Preface

The notion of signal transforms is of a fundamental value in signal processing. Whatever signal processing is carried out, it is carried out in a domain of a certain signal transform. Integral transforms, specifically, convolution and Fourier and Laplace integral transforms, have been used in what we call now electronic and communication engineering since its very beginning in 1920-40s. It is, apparently, impossible to give credit to numerous individuals who contributed to this process, but at least these three names should be mentioned: Oliver Heaviside, Harry Nyquist and Norbert Wiener. In optical imaging, E. Abbe revolutionized the theory even earlier when he suggested, in 1880-th, to treat lenses as Fourier transformers.

In 1940s – 50s signal processing emerged mainly from demands of audio and video communication and radar. Being purely analog at the time, it was based on same natural transforms, Convolution and Fourier ones, implemented through analog low-pass, high-pass and band-pass filters and spectrum analyzers. Initially, integral transforms served only as instruments of the signal theory. With the advent of computers, signal processing became digital, which opened a completely new option of making transforms powerful instruments of applied signal processing.

It is not an exaggeration to assert that digital signal processing came into being with introduction, in 1965 by James W. Cooley and John W. Tukey, of the Fast Fourier Transform (FFT , [1]). This publication immediately resulted in impetuous growth of all branches of digital signal processing and their applications.

The second boom in this growth process was associated with introduction into communication theory and signal processing, in 1970s, of the Walsh transform ([2]) and the development of a large family of fast transforms with FFT-type algorithms ([3]). Some of these transforms, such as Walsh-Hadamard and Haar transforms already existed in mathematics, others were being invented “from scratch” to achieve better “energy compaction” while preserving the principle of fast algorithmic implementation. This development was mainly driven by the needs of data compression, though the usefulness of transform domain processing for signal restoration, enhancement and feature extraction was also very quickly recognized. This period ended up with the acceptance of the Discrete Cosine Transform (DCT) as the best choice between other available and resulted in JPEG and MPEG standards for image, audio and video compression.

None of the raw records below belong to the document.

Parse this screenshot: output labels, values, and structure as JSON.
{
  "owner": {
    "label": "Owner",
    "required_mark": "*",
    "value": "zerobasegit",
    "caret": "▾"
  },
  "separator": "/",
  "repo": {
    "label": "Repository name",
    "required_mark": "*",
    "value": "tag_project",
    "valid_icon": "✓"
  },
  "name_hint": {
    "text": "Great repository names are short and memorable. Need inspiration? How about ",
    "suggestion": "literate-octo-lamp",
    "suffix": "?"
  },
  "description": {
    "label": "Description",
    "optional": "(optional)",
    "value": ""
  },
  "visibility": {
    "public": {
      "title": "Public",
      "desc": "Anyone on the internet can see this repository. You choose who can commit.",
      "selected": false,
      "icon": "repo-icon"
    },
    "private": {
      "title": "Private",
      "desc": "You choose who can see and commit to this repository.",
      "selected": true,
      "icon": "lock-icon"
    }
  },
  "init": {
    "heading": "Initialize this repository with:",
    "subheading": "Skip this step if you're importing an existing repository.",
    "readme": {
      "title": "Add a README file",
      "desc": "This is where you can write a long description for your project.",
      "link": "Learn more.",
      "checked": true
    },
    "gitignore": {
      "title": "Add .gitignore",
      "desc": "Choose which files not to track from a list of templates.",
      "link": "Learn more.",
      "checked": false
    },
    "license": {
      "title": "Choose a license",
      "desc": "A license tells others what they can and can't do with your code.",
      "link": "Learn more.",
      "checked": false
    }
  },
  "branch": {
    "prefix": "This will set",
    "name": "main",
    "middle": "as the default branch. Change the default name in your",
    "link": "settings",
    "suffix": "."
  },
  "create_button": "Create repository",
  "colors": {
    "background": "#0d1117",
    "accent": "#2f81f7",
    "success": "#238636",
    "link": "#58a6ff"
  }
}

The next milestone in transform signal processing was introduced in the 1980s, a large family of transforms that are known as wavelets ([4]). This development continued the invention of new transforms better suited for purposes of signal processing. Specifically, the main motivation was to achieve a better local representation of signals in contrast to the “global” representation that is characteristic to Fourier, DCT and Walsh-Hadamard Transforms. An important feature of wavelet transform is also their low computational complexity.

Fast transforms with FFT-type algorithms and wavelet transforms constitute the basic instrumentation tools in digital signal processing. This volume addresses properties and application of these transforms and consists, correspondingly, of two parts. The first part offers, in Chapters 1 to 4, a tour over fast discrete transforms and their properties. Considered are Discrete Fourier and Cosine Transforms treated as discrete representations of the integral Fourier Transform, binary transforms such as Walsh-Hadamard and Haar Transforms, discrete wavelet transforms, transforms in sliding window and signal “time-frequency” representation, energy compaction properties of transforms. The second part is devoted to applications and efficient computational algorithms. In Chapters 5 to 8, applications for signal spectrum analysis, restoration of distorted signals, signal re-sampling, signal differentiation and integration are addressed. In concluding Chapter 9 of this part are described efficient practical computational algorithms for discrete signal convolution, which are not vulnerable to edge effects, methods for computing scaled and rotated Discrete Fourier Transforms using fast convolution algorithms, fast recursive algorithms for computing Discrete Fourier and Discrete Cosine transforms, when processing is carried out locally in sliding window.

Reading the book and its application in practical work should not be difficult and, the author hopes, it will be enjoyable. The book is practically self-contained. It gives specific mathematical knowledge beyond basics of calculus. Derivation of all formulas is provided in full details without omission of any intermediate stages. Bulky formulas and derivations are placed in appendices to the chapters in order not to obstruct the main body with details unnecessary for understanding. The author will highly appreciate any remarks, comments and questions.